Avec son Découvrir le Front populaire, l’historien commente de grands textes qui jalonnent ce moment qui a marqué l’histoire de France. Face au péril fasciste, il retrace « l’embellie » forte en avancées humaines.

Mai 1936 : la gauche, unie contre le fascisme, remporte les élections législatives en France. Un mouvement de grève sans précédent arrache de nouveaux droits pour le peuple. Cette expérience politique et sociale inédite est l’aboutissement de la riposte au 6 février 1934. Pendant quelques semaines, une autre société s’esquisse.

Avec Découvrir le Front populaire1Jean Vigreux, professeur d’histoire à l’université de Bourgogne, retrace le déroulement dynamique de cette « formule politique originale » et souligne la portée historique de cette « embellie » au travers de grands textes. L’historien met l’accent sur l’inventivité de ce moment de démocratie sociale et culturelle.

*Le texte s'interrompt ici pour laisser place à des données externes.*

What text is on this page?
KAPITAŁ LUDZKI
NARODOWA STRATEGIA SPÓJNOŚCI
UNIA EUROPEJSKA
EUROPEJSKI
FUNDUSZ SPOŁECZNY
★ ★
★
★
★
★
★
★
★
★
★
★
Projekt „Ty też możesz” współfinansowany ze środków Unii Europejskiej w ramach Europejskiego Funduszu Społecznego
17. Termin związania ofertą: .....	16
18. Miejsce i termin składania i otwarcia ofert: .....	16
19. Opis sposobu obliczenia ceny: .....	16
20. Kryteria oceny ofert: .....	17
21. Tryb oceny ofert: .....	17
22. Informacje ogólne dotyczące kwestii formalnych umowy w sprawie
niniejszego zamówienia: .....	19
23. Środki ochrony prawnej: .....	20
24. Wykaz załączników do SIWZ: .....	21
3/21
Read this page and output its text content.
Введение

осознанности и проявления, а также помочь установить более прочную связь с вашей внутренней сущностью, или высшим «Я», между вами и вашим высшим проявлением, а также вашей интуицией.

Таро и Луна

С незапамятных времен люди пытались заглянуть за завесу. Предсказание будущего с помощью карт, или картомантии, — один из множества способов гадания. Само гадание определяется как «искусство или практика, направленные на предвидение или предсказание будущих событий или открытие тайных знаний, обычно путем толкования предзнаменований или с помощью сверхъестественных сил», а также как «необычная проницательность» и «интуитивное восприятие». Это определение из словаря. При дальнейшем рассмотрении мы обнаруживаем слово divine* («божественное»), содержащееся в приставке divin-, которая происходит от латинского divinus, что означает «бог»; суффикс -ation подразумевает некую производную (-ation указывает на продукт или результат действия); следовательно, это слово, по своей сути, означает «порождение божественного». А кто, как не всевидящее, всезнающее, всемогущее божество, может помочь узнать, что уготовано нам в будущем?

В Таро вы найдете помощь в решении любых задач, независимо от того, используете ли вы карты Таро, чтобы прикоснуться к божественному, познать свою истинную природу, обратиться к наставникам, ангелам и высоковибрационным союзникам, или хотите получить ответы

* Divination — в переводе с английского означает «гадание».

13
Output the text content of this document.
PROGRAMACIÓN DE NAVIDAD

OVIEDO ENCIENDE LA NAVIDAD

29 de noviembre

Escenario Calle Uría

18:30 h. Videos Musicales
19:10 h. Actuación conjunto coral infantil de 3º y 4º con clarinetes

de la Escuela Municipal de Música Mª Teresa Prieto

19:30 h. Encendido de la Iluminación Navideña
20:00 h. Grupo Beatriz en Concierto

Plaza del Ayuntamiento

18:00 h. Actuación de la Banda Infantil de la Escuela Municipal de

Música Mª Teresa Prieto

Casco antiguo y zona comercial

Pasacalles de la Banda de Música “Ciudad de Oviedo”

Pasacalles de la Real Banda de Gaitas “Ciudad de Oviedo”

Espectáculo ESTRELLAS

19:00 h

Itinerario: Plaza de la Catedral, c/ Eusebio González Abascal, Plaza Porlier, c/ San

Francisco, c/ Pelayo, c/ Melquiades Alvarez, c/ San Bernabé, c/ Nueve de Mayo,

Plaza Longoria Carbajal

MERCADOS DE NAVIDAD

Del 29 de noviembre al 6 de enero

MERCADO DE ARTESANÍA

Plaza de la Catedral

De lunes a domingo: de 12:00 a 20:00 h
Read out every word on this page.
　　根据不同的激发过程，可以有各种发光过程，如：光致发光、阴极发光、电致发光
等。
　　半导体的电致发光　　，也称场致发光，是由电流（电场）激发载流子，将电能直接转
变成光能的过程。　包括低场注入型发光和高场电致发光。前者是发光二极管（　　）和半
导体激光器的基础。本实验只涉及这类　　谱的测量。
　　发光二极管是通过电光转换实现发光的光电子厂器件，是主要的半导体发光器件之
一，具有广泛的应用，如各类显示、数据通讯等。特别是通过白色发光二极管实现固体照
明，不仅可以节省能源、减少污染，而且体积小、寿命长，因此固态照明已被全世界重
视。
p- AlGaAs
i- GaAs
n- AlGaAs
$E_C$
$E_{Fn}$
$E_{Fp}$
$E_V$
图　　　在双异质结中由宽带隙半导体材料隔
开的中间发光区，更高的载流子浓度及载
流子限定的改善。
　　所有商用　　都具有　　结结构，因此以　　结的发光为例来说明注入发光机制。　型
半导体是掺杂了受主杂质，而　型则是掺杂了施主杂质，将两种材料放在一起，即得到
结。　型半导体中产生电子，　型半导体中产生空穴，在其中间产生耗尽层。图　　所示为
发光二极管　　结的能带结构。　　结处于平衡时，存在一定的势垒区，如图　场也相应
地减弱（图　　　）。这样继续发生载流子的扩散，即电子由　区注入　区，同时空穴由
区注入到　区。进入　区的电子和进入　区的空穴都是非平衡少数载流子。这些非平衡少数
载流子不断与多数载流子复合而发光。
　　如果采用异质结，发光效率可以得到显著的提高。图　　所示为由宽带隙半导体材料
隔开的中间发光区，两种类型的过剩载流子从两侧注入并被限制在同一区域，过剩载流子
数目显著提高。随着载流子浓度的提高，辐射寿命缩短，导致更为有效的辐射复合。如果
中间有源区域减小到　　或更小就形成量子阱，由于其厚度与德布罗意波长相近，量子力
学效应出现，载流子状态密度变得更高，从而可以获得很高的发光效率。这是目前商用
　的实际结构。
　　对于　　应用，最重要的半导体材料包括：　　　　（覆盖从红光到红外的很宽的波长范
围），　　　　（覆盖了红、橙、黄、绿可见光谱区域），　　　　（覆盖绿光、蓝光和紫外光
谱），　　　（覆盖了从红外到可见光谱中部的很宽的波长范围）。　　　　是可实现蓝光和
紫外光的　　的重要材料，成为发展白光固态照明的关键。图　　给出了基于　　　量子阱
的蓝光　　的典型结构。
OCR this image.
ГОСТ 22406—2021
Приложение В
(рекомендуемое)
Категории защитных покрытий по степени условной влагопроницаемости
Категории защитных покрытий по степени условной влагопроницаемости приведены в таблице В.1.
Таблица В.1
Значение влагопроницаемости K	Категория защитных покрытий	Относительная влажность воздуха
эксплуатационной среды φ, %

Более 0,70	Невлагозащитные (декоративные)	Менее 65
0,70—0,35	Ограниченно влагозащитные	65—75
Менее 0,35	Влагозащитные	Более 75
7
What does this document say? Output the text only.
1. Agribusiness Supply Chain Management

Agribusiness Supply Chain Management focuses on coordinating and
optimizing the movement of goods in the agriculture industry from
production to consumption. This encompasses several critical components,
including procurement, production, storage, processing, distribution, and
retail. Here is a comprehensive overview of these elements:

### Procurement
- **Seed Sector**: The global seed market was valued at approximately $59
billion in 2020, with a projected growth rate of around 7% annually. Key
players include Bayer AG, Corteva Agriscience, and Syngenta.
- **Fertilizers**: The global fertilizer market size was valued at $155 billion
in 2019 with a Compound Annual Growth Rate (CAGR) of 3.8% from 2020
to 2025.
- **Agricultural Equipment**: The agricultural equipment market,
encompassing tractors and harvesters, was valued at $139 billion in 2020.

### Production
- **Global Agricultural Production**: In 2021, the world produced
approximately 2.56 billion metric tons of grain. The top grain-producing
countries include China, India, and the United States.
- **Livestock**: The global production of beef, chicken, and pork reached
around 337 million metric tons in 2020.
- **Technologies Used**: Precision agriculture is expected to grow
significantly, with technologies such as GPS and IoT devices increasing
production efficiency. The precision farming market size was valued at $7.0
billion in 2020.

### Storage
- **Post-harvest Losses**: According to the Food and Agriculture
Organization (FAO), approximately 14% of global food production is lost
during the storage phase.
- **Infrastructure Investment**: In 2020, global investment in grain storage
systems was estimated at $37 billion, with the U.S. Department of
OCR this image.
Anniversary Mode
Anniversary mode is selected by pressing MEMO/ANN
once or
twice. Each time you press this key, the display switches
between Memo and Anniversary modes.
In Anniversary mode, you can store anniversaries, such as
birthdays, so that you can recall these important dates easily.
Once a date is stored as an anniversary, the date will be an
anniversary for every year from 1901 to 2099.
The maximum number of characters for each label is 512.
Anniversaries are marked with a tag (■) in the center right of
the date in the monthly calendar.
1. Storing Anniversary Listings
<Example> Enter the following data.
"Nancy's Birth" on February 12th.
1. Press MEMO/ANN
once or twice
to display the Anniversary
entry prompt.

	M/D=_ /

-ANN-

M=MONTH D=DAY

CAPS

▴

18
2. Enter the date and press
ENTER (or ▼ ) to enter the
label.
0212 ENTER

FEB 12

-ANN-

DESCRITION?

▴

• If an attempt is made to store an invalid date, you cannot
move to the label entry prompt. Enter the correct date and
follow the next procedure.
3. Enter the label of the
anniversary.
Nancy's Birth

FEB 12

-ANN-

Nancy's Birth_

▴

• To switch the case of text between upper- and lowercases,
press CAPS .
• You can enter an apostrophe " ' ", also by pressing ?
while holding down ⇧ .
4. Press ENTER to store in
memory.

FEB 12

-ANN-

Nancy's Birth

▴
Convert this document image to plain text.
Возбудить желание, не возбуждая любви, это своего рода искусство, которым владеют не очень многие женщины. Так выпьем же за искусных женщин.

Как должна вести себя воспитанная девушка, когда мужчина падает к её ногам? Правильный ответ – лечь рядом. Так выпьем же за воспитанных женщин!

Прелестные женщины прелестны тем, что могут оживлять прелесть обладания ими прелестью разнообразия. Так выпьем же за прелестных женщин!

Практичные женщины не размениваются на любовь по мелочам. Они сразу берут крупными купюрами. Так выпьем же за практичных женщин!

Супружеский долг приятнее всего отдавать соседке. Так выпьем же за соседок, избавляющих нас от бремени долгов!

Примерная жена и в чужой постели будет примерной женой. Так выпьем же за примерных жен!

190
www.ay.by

En quoi cette expérience du Front populaire en France est-elle ce que vous appelez une « formule politique originale » ?

professeur d’histoire à l’université de Bourgogne

Le Front populaire est une formule politique originale, car c’est à la fois une riposte antifasciste et un mouvement social et émancipateur sans précédent. L’irruption de comités de rassemblement populaire et de défense de la République, après les événements du 6 février 1934, témoigne d’une prise en compte salvatrice face au fascisme. On compte plus de 450 manifestations dans tout le pays du 7 au 12 février 1934, soulignant une riposte populaire.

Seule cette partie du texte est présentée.